John Buddenberg

No. 72, 64, 62
- Position: Offensive lineman

Personal information
- Born: October 9, 1965 (age 60) Wheeling, West Virginia, U.S.
- Listed height: 6 ft 6 in (1.98 m)
- Listed weight: 270 lb (122 kg)

Career information
- High school: Bellaire (OH)
- College: Akron
- NFL draft: 1989: 10th round, 274th overall pick

Career history
- Cleveland Browns (1989)*; Minnesota Vikings (1989)*; Pittsburgh Steelers (1990)*; Sacramento Surge (1991-1992); Atlanta Falcons (1991-1992)*; Sacramento Gold Miners/San Antonio Texans (1994-1995);
- * Offseason and/or practice squad member only

Awards and highlights
- All-WLAF (1992);

Career CFL statistics
- Games played: 35

= John Buddenberg =

American gridiron football player (born 1965)

John Edward Buddenberg Jr. (born October 9, 1965) is an American former professional football offensive lineman who played two seasons in the Canadian Football League (CFL). From 1989 to 1992 he was on NFL practice squad rosters and from 1991 to 1992 he was a player in WLAF.
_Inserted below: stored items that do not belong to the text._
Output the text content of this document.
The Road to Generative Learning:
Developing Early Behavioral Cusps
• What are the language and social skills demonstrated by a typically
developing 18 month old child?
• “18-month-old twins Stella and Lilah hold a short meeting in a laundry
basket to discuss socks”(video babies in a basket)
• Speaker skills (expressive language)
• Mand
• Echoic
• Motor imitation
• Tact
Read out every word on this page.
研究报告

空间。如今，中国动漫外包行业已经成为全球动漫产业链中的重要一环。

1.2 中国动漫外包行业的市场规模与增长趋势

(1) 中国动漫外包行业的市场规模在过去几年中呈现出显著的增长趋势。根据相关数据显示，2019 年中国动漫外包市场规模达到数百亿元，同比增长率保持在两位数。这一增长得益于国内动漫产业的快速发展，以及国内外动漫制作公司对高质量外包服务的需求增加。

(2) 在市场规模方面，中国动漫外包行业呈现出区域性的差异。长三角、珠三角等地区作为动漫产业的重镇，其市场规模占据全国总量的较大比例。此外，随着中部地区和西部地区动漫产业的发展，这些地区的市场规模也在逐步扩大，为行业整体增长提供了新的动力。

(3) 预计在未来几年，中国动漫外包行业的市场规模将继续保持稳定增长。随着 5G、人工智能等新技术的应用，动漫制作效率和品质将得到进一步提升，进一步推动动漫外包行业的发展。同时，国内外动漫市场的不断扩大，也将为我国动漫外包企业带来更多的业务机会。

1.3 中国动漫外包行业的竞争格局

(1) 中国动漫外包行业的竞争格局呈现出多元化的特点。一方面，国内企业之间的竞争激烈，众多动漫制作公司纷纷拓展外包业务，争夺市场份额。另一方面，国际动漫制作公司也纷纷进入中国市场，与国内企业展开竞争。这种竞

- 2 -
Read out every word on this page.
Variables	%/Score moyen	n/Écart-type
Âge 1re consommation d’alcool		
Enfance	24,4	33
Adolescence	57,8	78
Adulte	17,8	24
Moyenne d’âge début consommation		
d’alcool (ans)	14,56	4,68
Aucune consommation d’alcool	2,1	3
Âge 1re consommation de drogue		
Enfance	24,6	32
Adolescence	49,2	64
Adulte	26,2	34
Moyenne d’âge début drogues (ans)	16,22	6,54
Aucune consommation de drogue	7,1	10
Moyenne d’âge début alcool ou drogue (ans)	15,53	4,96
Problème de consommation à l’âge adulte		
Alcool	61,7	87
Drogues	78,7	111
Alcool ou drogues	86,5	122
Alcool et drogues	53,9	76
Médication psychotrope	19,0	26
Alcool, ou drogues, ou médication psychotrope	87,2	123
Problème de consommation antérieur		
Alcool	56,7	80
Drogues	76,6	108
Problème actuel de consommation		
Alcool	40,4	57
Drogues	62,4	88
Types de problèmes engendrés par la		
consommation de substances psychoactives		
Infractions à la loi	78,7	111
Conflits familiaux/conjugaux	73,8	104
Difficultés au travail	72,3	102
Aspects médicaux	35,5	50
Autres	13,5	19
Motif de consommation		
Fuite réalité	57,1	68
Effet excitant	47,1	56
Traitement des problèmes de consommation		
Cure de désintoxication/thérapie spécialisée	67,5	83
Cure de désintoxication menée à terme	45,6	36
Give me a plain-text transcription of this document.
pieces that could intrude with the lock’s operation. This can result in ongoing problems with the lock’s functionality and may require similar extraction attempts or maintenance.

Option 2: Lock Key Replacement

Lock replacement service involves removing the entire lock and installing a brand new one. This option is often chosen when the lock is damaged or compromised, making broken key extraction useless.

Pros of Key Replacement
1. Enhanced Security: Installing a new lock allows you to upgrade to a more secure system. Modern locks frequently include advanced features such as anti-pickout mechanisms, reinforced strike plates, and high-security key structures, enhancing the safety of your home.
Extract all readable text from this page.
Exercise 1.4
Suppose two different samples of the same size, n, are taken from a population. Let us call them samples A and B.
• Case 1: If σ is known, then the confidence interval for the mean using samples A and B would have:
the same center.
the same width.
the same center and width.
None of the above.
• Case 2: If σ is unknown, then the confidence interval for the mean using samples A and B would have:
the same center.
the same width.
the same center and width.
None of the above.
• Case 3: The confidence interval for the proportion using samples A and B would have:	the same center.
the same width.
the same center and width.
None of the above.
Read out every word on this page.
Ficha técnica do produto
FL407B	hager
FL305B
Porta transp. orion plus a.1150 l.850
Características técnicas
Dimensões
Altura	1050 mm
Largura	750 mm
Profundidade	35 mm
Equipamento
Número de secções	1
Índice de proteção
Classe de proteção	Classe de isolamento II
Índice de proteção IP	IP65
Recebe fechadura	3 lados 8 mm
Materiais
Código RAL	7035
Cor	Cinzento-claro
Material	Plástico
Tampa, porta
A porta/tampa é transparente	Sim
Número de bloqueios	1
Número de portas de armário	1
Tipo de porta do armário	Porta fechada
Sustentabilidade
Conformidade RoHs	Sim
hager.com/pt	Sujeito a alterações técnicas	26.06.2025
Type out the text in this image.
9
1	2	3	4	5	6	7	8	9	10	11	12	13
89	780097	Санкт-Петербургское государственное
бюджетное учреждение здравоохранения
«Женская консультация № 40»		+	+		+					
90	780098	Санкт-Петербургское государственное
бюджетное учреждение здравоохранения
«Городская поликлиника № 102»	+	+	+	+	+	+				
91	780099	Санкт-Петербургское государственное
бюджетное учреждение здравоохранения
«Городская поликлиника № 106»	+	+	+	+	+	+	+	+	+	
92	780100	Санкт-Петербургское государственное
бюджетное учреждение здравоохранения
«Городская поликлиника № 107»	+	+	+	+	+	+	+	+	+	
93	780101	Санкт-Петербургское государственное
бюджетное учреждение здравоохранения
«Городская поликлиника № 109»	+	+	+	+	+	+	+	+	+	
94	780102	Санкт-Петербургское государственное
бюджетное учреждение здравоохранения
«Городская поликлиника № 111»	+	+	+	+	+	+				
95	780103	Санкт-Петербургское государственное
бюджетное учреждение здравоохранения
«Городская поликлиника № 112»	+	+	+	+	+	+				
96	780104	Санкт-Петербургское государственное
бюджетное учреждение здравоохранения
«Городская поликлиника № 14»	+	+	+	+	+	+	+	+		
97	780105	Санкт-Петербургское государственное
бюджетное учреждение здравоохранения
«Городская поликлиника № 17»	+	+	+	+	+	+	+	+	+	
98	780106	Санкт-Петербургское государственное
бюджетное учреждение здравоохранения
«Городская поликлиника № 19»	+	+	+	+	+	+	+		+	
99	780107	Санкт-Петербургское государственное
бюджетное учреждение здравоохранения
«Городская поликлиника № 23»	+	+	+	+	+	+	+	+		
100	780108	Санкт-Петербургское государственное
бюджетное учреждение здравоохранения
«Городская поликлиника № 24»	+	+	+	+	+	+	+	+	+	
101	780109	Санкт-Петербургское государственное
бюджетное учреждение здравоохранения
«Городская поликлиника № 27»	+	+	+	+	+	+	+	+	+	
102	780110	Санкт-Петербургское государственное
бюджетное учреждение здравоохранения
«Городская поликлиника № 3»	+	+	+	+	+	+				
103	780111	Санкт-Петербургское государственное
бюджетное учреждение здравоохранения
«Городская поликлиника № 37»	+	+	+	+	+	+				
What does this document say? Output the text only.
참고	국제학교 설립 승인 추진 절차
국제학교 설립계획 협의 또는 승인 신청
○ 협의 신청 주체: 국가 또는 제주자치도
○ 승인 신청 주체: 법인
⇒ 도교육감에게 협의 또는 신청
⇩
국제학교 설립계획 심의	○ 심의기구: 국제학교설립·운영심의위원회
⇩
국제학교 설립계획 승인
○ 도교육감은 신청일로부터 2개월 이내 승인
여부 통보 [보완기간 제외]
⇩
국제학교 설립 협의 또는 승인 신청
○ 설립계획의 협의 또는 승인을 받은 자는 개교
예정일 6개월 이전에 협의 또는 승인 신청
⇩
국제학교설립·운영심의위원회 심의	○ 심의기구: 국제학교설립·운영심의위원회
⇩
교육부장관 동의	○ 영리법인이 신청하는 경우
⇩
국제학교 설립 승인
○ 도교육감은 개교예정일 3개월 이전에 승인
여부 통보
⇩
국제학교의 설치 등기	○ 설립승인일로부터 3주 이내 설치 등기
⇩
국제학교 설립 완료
==Early life and education==
Buddenberg was born on October 9, 1965, in Wheeling, West Virginia. He attended Bellaire High School in Ohio and the University of Akron.

==Professional career==
===NFL===
Buddenberg was drafted in the tenth round (274th overall) of the 1989 NFL draft by the Cleveland Browns. He spent time on the practice squads of the Browns (1989), Minnesota Vikings (1989), Pittsburgh Steelers (1990), and Atlanta Falcons (1991–1992) but he did not play in a single game.

===WLAF===
In the offseasons of 1991 and 1992, he played in the WLAF for the Sacramento Surge. He was named All-WLAF in 1992.

===CFL===
From 1994 to 1995, Buddenberg played for the Sacramento Gold Miners/San Antonio Texans of the Canadian Football League. He played in 35 games for them.